VALLO di DIANO (SA, Italy)… tra BASILICHE e CERTOSE alla scoperta del “bello”

Rimanere estasiati, letteralmente travolti da un insolito fascino, dal grande mistero e dall’intensa monumentalità di così tanta bellezza (storica, artistica, archeologica, religiosa…), tutta concentrata in un sol luogo e a poche centinaia di metri di distanza, è davvero un qualcosa di incredibile e, difficilmente, riscontrabile altrove.

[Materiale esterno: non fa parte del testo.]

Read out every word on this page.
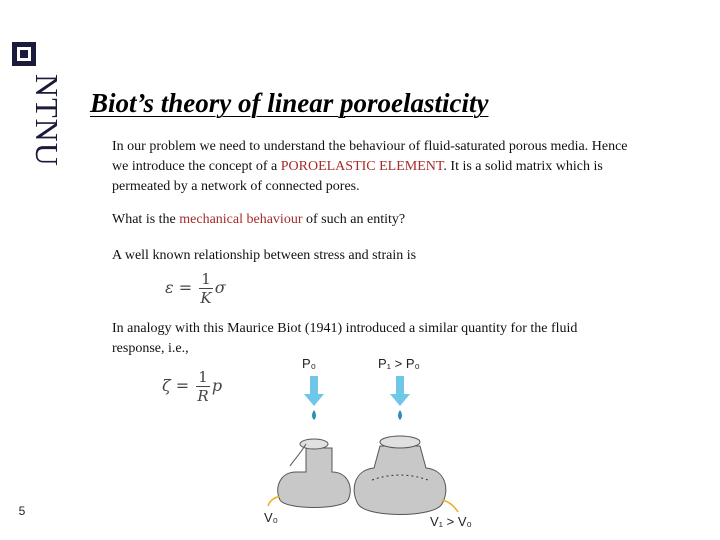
NTNU
5
Biot’s theory of linear poroelasticity
In our problem we need to understand the behaviour of fluid-saturated porous media. Hence we introduce the concept of a POROELASTIC ELEMENT. It is a solid matrix which is permeated by a network of connected pores.
What is the mechanical behaviour of such an entity?
A well known relationship between stress and strain is
$\varepsilon = \frac{1}{K}$ σ
In analogy with this Maurice Biot (1941) introduced a similar quantity for the fluid response, i.e.,
$\zeta = \frac{1}{R}$ p
P₀	P₁ > P₀
V₀	V₁ > V₀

Dopo che i Romani operarono la bonifica del Vallo, regolando le “chiuse” di Polla, trasformarono lo stagno del Tanagro in un letto fluviale dalla normale portata. Caduto l’Impero il Vallo segnò un graduale spopolamento e ritornò, nuovamente, a formarsi la palude. Esistevano, in quell’epoca senza precisi riferimenti storici, nel cuore del Vallo importanti tracce e testimonianze storiche e artistiche intrise soprattutto di fede e di alta spiritualità. Ma anche l’avanzato stato di civiltà comincio a rendere conosciuta questa parte di territorio tra Campania e Lucania. Alcune testimonianze scritte del VI secolo d.C. riportano che qui – durante la festa dedicata a San Cipriano – aveva luogo, presso la sorgiva di una fonte ritenuta miracolosa, una importante fiera che si svolgeva ogni anno, un evento festaiolo che contemplava lo scambio di beni commerciali di varia natura, la vendita di pellame e manufatti artigianali, nonché la vendita di animali.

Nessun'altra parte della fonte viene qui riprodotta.